Projects may also involve integrating NWB I/O into the data processing tools currently used by the lab, building interactive visualizations of NWB data, and/or building advanced data processing pipelines.

Core NWB Software

Through these engagements over several years, we develop key software that provide more and more automation for the building of conversion pipelines, allowing us to build solutions for labs that are faster to implement, more performant, and less error-prone. This core software is also released as open source, so anyone can use it to create their own conversion pipelines. This includes the following libraries:

NWB GUIDE (GUI for Data Entry) provides a user-friendly no-code graphical user interface for converting data to NWB, inspecting NWB files, and exploring the data within NWB files.
NeuroConv automates conversion of data from common formats into the Neurodata Without Borders (NWB) format for distribution on the DANDI Archive. When working with new labs, we tend to devote some of the effort to incorporating code of any new formats into these libraries for use in future conversion projects by ourselves or others.
NWB Inspector scans NWB files for common mistakes and ensures adherence to best practices.

Kick-off Meeting

We have a kick-off meeting with a lab to determine what data we will be converting and to assign a point person in the lab. During this meeting, we want to establish:

What data will be converted? Is it associated with a publication or pre-print?
Information gathering about the dataset.
Is the data ready to be submitted to DANDI? Would it be published in embargo mode or not?
How will the data be transferred (see Data Transfer)?
Who would be the point-person for the lab?
What is the expected timeline for this project.

Point-person

The lab point-person is a key role for a good lab engagement. This person is responsible for transferring the source data, for providing documentation for any confusing aspects of the data, and for answering detailed questions. The point person does not generally need to develop code for this project, but should be technical, as many of the questions involve details of how to read and interpret the data, and gather any missing metadata. The point-person may not know the answer to every question we ask, but nonetheless they are responsible for routing the question to the necessary personnel from the lab and ensuring that we get the information we need. This can be a non-trivial amount of work, but it is essential for us to be able to build an accurate conversion pipeline.

Data Transfer

We set up a data transfer so we can get our hands on the data in its current format.

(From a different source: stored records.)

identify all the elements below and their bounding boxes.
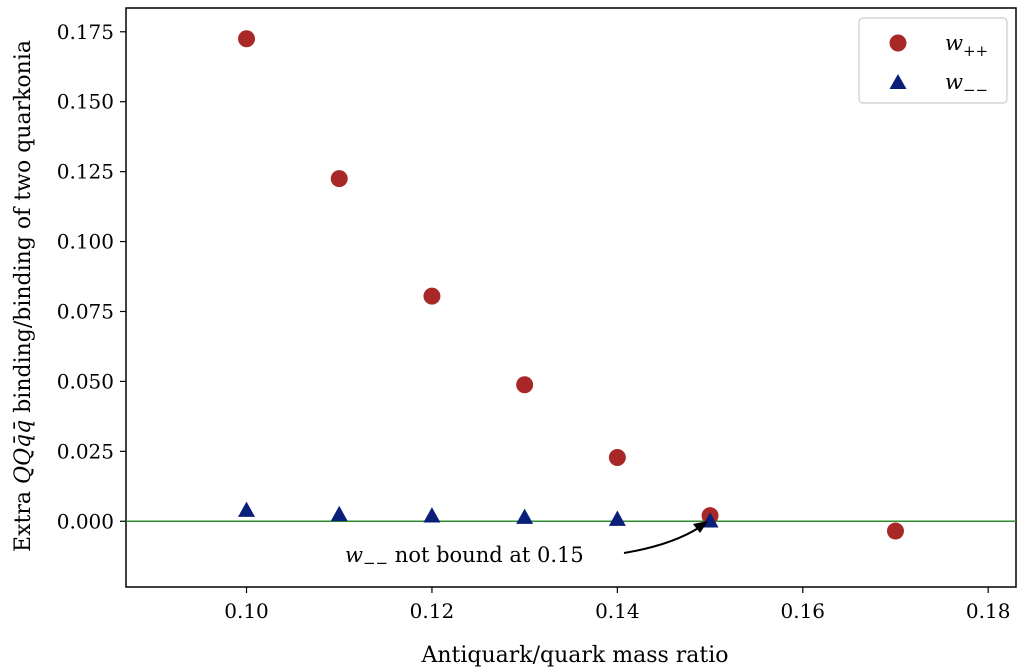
annotation: w−− not bound at 0.15 — [345, 521, 708, 572]
x-tick-label: 0.18 — [966, 599, 1011, 623]
legend-label-w-minusminus-sub: −− — [963, 81, 988, 99]
y-tick-label: 0.075 — [57, 299, 114, 323]
y-axis-label-math-qbar: q̄q̄ — [11, 420, 36, 448]
point-w-plusplus — [423, 287, 441, 305]
plot-frame — [125, 7, 1017, 588]
point-w-minusminus — [423, 507, 441, 523]
annotation-text-rest: not bound at 0.15 — [388, 543, 584, 567]
point-w-plusplus — [330, 170, 348, 188]
legend-label-w-plusplus: w++ — [945, 31, 988, 60]
legend-label-w-minusminus-base: w — [945, 70, 963, 94]
legend-label-w-plusplus-base: w — [945, 31, 963, 55]
legend-marker-w-minusminus — [889, 74, 907, 89]
x-axis-label: Antiquark/quark mass ratio — [420, 643, 728, 668]
plot-area: 0.10 0.12 0.14 0.16 0.18 0.000 0.025 0.050 0.075… — [57, 7, 1017, 623]
x-tick-label: 0.12 — [410, 599, 455, 623]
legend-label-w-minusminus: w−− — [945, 70, 988, 99]
point-w-minusminus — [608, 510, 626, 526]
point-w-plusplus — [886, 522, 904, 540]
point-w-plusplus — [238, 30, 256, 48]
point-w-plusplus — [516, 376, 534, 394]
y-tick-label: 0.175 — [57, 20, 114, 44]
y-tick-label: 0.000 — [57, 509, 114, 533]
x-tick-label: 0.10 — [224, 599, 269, 623]
x-tick-label: 0.16 — [781, 599, 826, 623]
point-w-minusminus — [330, 505, 348, 522]
y-tick-label: 0.150 — [57, 90, 114, 114]
y-tick-label: 0.025 — [57, 439, 114, 463]
legend-label-w-plusplus-sub: ++ — [963, 42, 988, 60]
legend-marker-w-plusplus — [889, 34, 907, 52]
y-axis-label-suffix: binding/binding of two quarkonia — [11, 40, 36, 420]
y-tick-label: 0.100 — [57, 230, 114, 254]
y-tick-label: 0.050 — [57, 369, 114, 393]
annotation-arrow — [623, 526, 701, 554]
y-axis-label-math-q: QQ — [11, 448, 36, 484]
annotation-math-sub: −− — [363, 554, 388, 572]
y-axis-label-prefix: Extra — [11, 484, 36, 552]
annotation-math-base: w — [345, 543, 363, 567]
point-w-plusplus — [608, 448, 626, 466]
point-w-minusminus — [516, 508, 534, 524]
point-w-minusminus — [238, 501, 256, 517]
annotation-text: w−− not bound at 0.15 — [345, 543, 584, 572]
annotation-arrowhead — [693, 521, 708, 533]
y-tick-label: 0.125 — [57, 160, 114, 184]
x-tick-label: 0.14 — [595, 599, 640, 623]
y-axis-label: Extra QQq̄q̄ binding/binding of two quar… — [11, 40, 36, 552]
legend: w++ w−− — [858, 17, 1008, 104]
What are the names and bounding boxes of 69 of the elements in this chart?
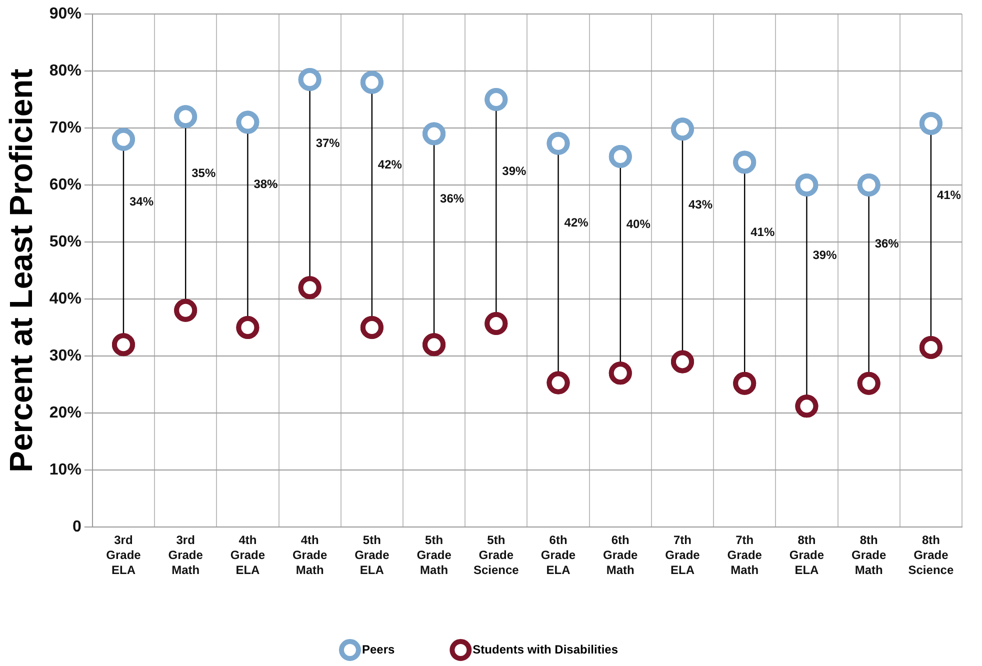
y-tick-label: 40% [49,290,82,308]
annotation: 34% [129,194,154,208]
y-tick-label: 10% [49,461,82,478]
point [670,350,694,374]
point [546,371,570,394]
x-tick-label: 7th Grade ELA [665,532,700,577]
annotation: 40% [626,217,651,232]
point [608,362,632,385]
x-tick-label: 8th Grade Math [851,532,886,577]
y-tick-label: 30% [49,347,82,364]
y-tick-label: 50% [49,233,82,250]
x-tick-label: 4th Grade Math [292,532,328,577]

We usually suggest using Globus Connect to transfer data, as it is fast, reliable and can handle TBs of data. Here are some step-by-step instructions for how to utilize Globus to upload your data to our size-unrestricted Google Drive folder. We are also able to access data in other ways. When possible, it is better to store the data as they come out of the acquisition system (raw data) and the output of the preprocessing pipeline.

Information on the Dataset

Any information on the dataset and technologies/methodologies used are welcome. It will help the CatalystNeuro team speed up the initial process of data examination.

We suggest providing a preliminary README file, with the following pieces of information:

Is there a paper related to this dataset?
What acquisition systems were used? Is there any specific software to read it?
How do you synchronize data from different streams?
Is there a task? If so, what is the task structure?
What behavioral data was collected, if any?
Data processing pipeline documentation (graphical workflow / list of steps)
How do the experiments described in the paper correspond to data in the shared folder? (Schematic description of how data are organized)
Are there any niche file types, and what acquisition systems did they come from?
Where in the shared folder does the critical metadata live?
- subject sexes and ages?
- session start times?
- session notes (session id, subject id)?